The second example of shaming I brought up, about racist writing, ties in to the point the OP made about "the noncon and underage labels on ao3 are morally neutral statements". I think there was also a reference in tags to the "toxic LJ culture of call-outs".
Now, I was around before the OTW was formed, and noncon and underage labels were definitely NOT morally neutral terms back then. There were many, MANY heated arguments around labelling that happened on Live Journal (and Dreamwidth) and they were extensions of arguments that happened on mailing lists, because writers and readers alike fell across a spectrum of positions from 'you are abhorrent if you publish something on the internet without warnings' to 'you are censoring my artistic freedom by asking for content notes'.
This was ALSO the same time that racism in fanfiction was being discussed, and for a brief period of time, it was acceptable, if you were a member of an LJ/DW community for posting fic for a certain fandom or theme, to be able to say, 'hey, the fic you posted is racist'. Because it was considered ok for the community to have rules like 'don't post racist stories'.
Like I said, it was a brief period of time, and one of the many things that the OTW did to shape fandom culture was to create a place where you could publish fiction, but not participate in a cultural community. And again, this is a development that has been critiqued by many writers and readers--so it is an acceptable stance for a non-white fan to say that critiquing a piece of fannish writing is fine, actually.
Which brings me to the whole 'don't like, don't read' stance that I personally find juvenile. I believe that many fans use it in good faith as a shorthand to say 'if you didn't like something, don't comment in the author's space to tell them that'.
But as OP observes, the hierarchy of who is considered a 'real' and 'productive' fan excludes certain forms of cultural creation and consumption, and the fan critic has always been on the very periphery of permissible fan. "Don't like, Don't read/watch/listen" when applied to non-fannish art, whether it is behemoth produced commercial media or endangered folk tradition, is an absolutely bonkers statement to make. It removes one of the well-springs of new and original art, which is the critique of art that people disliked enough to talk about, that seeps into cultural influences enough to be incorporated by other artists. It erases the fact that criticism of art is in itself a creative activity.
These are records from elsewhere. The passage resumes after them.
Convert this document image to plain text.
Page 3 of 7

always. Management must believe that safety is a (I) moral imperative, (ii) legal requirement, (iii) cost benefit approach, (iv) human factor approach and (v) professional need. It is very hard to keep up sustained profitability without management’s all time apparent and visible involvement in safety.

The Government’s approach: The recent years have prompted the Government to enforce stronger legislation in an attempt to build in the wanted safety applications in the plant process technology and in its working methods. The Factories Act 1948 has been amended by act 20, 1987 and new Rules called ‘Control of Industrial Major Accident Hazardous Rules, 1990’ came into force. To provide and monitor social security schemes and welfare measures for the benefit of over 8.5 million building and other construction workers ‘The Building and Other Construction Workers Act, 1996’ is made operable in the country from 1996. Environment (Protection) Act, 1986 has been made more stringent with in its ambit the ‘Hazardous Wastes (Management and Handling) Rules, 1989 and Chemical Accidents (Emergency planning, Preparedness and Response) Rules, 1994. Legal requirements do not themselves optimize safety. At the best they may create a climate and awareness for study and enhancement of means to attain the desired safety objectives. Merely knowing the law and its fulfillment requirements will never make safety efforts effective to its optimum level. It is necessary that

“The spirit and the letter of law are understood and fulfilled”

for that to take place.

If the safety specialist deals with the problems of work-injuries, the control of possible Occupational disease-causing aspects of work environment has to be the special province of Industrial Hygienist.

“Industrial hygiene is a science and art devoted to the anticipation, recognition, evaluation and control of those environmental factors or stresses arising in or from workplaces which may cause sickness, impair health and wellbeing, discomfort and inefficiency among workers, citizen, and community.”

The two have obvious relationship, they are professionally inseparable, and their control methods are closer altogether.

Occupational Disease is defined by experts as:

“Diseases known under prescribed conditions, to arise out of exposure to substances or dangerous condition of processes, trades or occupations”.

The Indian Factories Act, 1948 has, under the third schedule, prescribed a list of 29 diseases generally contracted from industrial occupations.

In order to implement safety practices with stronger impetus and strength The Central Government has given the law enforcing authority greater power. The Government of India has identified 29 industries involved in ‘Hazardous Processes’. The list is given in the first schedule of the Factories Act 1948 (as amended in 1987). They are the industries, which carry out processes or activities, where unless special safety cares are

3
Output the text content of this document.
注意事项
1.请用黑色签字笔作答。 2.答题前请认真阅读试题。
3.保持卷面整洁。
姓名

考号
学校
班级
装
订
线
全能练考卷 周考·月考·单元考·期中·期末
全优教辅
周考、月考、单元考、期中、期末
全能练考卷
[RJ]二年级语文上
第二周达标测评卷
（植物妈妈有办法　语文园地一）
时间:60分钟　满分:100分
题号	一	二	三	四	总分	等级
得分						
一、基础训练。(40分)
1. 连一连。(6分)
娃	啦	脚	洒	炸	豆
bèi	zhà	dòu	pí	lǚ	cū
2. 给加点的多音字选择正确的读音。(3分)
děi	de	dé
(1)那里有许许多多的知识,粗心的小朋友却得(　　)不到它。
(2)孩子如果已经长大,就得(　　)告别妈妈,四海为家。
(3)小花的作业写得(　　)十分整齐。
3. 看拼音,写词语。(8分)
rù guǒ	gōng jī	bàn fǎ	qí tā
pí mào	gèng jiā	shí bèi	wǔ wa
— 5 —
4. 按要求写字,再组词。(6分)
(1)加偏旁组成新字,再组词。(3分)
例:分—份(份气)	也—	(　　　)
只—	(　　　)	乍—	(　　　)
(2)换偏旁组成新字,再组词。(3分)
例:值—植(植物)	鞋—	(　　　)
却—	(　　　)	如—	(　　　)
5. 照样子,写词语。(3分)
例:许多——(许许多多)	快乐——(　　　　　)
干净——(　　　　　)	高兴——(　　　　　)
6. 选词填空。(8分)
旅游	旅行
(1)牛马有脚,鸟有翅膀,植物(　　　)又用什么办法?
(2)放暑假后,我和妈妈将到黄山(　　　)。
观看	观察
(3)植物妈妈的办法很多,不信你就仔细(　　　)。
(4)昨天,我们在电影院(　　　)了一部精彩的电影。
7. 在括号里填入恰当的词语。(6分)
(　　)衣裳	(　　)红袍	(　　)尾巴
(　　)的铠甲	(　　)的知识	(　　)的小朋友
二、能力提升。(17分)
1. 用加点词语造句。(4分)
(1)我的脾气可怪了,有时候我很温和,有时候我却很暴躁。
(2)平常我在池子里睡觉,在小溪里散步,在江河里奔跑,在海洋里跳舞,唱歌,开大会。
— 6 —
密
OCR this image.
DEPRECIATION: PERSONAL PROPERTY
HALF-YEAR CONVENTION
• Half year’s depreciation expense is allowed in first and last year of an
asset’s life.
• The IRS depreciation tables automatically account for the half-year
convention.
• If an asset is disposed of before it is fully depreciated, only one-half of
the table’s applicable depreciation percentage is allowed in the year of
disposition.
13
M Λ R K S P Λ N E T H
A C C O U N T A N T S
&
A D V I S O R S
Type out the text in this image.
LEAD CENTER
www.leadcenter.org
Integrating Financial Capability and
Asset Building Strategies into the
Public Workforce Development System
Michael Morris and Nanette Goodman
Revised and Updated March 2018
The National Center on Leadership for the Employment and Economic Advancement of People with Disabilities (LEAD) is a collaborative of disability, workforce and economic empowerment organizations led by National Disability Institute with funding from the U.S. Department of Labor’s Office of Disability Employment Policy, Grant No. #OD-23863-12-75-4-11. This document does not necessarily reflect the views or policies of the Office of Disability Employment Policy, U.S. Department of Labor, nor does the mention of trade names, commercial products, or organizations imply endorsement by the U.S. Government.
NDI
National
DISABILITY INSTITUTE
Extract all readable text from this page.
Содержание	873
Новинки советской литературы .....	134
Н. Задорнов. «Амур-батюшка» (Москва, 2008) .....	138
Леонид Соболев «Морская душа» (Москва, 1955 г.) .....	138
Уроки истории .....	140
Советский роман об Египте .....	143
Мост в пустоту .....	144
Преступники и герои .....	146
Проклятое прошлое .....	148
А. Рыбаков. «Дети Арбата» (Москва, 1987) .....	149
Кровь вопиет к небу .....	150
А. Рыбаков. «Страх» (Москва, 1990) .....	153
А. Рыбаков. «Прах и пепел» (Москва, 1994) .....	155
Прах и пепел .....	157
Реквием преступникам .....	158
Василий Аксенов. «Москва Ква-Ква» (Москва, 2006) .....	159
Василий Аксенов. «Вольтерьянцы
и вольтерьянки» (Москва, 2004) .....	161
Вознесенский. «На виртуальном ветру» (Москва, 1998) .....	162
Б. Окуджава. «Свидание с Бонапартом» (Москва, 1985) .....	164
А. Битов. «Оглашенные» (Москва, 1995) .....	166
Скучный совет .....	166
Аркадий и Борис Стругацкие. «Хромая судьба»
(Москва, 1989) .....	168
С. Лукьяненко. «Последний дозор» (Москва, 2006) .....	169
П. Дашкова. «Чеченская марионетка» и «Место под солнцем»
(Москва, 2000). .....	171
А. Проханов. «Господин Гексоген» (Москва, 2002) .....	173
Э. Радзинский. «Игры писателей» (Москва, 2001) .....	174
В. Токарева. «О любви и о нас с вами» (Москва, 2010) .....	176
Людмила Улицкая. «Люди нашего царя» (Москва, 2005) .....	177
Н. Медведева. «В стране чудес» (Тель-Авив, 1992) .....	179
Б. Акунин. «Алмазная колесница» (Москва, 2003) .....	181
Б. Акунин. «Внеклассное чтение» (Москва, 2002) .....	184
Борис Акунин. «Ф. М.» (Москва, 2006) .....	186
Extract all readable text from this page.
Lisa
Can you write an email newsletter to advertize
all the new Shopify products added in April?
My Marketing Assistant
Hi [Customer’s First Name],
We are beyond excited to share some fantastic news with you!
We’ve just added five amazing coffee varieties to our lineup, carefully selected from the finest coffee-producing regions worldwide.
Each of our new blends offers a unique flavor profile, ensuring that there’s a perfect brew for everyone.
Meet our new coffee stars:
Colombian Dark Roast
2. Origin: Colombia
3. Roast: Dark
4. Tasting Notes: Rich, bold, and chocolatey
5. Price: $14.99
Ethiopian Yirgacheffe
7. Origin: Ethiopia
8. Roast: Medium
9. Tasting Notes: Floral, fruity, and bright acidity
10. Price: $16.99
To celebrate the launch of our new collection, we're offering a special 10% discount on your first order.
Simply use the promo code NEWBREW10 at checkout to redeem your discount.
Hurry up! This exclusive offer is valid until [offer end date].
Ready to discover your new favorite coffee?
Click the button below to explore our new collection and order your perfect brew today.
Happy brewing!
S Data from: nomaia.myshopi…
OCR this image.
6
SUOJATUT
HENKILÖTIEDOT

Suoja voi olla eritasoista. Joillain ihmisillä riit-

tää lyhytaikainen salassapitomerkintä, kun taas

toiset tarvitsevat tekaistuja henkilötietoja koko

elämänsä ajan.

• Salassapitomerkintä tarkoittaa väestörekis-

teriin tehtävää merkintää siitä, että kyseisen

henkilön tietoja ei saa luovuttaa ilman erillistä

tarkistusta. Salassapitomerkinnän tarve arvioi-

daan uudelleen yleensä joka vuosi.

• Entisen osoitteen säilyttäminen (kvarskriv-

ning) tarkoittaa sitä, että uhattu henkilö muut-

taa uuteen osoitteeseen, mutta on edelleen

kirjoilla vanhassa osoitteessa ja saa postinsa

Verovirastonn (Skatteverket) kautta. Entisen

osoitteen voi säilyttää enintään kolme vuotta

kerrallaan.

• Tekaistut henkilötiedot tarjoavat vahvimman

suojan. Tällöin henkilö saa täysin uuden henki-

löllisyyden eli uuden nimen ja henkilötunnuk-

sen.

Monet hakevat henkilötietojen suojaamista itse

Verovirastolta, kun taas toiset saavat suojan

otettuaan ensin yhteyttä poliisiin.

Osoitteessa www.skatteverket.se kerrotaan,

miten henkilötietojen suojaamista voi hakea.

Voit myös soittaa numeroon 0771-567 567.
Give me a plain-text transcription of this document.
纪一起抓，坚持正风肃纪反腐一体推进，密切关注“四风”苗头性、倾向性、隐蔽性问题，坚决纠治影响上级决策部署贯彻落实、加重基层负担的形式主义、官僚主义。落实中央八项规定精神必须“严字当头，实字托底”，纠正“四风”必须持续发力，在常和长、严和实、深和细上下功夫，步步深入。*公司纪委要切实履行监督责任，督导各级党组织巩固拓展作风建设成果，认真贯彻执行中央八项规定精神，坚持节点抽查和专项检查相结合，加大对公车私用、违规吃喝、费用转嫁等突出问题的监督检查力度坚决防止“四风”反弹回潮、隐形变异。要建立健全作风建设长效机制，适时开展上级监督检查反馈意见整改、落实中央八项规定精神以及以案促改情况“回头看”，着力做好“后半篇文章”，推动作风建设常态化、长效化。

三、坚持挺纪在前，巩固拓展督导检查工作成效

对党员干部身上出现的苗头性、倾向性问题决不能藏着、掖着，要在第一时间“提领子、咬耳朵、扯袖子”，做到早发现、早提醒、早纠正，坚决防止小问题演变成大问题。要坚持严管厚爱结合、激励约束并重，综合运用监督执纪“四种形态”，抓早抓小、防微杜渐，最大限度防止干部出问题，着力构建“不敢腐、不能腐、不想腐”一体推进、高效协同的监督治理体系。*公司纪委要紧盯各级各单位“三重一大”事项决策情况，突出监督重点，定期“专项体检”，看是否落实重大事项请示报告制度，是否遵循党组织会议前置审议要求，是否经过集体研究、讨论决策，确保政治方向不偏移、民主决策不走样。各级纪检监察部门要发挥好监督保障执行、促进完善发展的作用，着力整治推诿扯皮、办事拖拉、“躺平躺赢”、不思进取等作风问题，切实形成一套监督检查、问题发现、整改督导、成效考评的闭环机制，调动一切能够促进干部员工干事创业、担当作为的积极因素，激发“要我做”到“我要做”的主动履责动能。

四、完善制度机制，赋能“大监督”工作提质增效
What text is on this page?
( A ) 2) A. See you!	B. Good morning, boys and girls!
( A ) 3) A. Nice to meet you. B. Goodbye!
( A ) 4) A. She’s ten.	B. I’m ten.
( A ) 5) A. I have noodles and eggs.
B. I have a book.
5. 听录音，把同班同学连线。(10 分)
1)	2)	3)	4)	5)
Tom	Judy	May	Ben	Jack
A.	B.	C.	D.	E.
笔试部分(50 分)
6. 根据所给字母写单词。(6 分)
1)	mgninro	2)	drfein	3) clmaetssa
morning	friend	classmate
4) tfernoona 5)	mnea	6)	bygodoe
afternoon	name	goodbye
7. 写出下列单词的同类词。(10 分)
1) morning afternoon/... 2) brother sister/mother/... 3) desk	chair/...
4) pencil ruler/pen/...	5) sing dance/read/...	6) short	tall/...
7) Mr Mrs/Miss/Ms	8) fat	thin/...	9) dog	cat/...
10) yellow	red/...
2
Now, I am aware that 'you used AI' is being wielded as an accusation against writers from marginalised linguistic backgrounds, and as an in-group policing tool, and as a grudge cudgel. Several of the points that OP makes deserve reflection upon.
But the reason I am making this reblog post is because these conversations are not unique to fandom. Across writing and art communities, these debates are raging, and people from marginalised identities are speaking up from all sides of the spectrum. And I want to situate the critics of AI use in fanfiction within that larger conversation. To maintain a base position of -- it is good, and necessary, for critics of fanfiction to voice their opinions.